Bu önyargı ile mücadele etmenin bir başka yolu, katılımcıların bir deneyde cevaplarını tamamen anonim veya gizli tutmaktır. Bu şekilde, katılımcıların bir deneye katılmalarının bir sonucu olarak davranışlarını değiştirmeleri daha az olası olabilir.

Bir kelime

Hawthorne çalışmalarının orijinal bulgularının çoğunun ya abartılmış ya da hatalı olduğu bulunmuştur, fakat bu terim psikoloji, ekonomi, iş dünyası ve diğer alanlarda yaygın olarak kullanılmaktadır. Buna rağmen, terim genellikle bir deneyde yer almaktan kaynaklanan davranış değişikliklerine başvurmak için kullanılır.

> Kaynaklar:

> Kantowitz, BH, Roediger, HL ve Elmes, DG. Deneysel Psikoloji. Belmont, CA: Wadsworth Cengage Öğrenme; 2009.

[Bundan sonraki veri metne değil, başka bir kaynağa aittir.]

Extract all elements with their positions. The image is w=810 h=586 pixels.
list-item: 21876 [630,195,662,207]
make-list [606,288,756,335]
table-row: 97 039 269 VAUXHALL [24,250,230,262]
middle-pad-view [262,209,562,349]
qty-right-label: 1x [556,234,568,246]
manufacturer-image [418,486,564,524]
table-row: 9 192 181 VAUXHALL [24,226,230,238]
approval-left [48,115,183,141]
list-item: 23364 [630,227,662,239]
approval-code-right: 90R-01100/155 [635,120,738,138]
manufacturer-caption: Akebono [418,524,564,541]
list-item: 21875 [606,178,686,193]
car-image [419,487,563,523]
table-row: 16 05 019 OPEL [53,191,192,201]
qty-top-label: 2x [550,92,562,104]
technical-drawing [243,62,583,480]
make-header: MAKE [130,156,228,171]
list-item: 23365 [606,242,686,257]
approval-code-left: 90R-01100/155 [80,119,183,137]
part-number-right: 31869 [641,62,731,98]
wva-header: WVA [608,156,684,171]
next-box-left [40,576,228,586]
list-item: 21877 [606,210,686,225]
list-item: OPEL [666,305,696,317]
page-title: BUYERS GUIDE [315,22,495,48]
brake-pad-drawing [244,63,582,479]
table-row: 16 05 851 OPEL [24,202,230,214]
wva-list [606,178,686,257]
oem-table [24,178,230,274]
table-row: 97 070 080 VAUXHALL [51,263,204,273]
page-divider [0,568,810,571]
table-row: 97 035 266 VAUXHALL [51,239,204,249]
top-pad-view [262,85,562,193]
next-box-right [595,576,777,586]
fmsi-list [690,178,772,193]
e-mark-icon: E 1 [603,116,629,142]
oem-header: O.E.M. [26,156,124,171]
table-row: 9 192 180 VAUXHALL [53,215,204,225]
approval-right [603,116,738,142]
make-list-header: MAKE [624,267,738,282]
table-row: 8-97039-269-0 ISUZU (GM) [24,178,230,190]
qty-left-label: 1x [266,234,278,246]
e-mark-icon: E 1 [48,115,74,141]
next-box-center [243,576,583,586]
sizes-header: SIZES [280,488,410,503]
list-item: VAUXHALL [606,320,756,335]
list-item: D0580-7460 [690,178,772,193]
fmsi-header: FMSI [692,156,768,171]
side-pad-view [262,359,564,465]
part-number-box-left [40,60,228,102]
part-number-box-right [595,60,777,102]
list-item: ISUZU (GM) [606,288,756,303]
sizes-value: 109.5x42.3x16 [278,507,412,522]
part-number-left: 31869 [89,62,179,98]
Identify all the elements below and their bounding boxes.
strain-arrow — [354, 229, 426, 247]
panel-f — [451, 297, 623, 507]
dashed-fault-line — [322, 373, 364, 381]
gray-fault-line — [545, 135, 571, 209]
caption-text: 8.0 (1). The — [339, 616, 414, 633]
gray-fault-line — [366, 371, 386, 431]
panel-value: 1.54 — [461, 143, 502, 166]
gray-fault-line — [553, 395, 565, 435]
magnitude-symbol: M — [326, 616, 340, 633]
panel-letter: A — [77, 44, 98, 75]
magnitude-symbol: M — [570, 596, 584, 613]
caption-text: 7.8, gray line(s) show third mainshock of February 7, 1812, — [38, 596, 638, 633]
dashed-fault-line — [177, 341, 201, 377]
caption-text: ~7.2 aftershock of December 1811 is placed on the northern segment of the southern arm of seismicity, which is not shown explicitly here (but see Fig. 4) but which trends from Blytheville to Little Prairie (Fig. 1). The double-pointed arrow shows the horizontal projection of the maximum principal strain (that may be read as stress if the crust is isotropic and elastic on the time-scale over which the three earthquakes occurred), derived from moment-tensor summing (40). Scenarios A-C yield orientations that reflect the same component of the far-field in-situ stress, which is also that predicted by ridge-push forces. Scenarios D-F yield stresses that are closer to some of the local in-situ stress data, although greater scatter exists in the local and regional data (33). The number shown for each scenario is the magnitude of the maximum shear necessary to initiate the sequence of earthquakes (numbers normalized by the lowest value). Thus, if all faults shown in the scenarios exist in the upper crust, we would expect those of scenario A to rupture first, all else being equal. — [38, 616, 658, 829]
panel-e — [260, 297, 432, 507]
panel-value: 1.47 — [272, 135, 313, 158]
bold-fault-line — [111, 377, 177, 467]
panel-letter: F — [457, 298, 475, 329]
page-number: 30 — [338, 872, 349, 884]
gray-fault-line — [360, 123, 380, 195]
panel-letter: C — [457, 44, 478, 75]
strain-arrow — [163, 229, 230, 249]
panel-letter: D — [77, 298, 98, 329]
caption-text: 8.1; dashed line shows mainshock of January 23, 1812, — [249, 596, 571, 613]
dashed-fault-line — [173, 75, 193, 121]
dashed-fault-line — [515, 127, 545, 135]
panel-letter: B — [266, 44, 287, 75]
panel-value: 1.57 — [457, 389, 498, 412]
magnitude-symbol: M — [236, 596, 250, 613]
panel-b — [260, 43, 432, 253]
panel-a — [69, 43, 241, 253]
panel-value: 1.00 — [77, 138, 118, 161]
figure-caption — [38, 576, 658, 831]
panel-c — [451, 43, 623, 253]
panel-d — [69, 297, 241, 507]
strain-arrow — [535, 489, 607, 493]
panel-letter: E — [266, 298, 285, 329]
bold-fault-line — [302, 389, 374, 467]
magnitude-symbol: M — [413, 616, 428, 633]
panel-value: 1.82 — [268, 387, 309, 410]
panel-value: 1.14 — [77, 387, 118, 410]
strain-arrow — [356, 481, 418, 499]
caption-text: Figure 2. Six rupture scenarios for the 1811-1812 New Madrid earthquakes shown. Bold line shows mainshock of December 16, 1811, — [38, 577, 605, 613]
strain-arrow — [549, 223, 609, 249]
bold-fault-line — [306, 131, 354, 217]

> Landy, FJ & Conte, JM. 21. Yüzyılda Çalışmak: Endüstri ve Örgüt Psikolojisine Giriş. New York: John Wiley ve Sons; 2010.

> Levitt, SD ve Liste, JA. Hawthorne tesisinde gerçekten bir Hawthorne etkisi var mıydı? Orijinal aydınlatma deneylerinin analizi. Amerikan Ekonomi Dergisi: Uygulamalı Ekonomi 3. 2011; 224-238.

> McBride, DM (2013). Psikolojide araştırma süreci. Londra: Adaçayı Yayınları.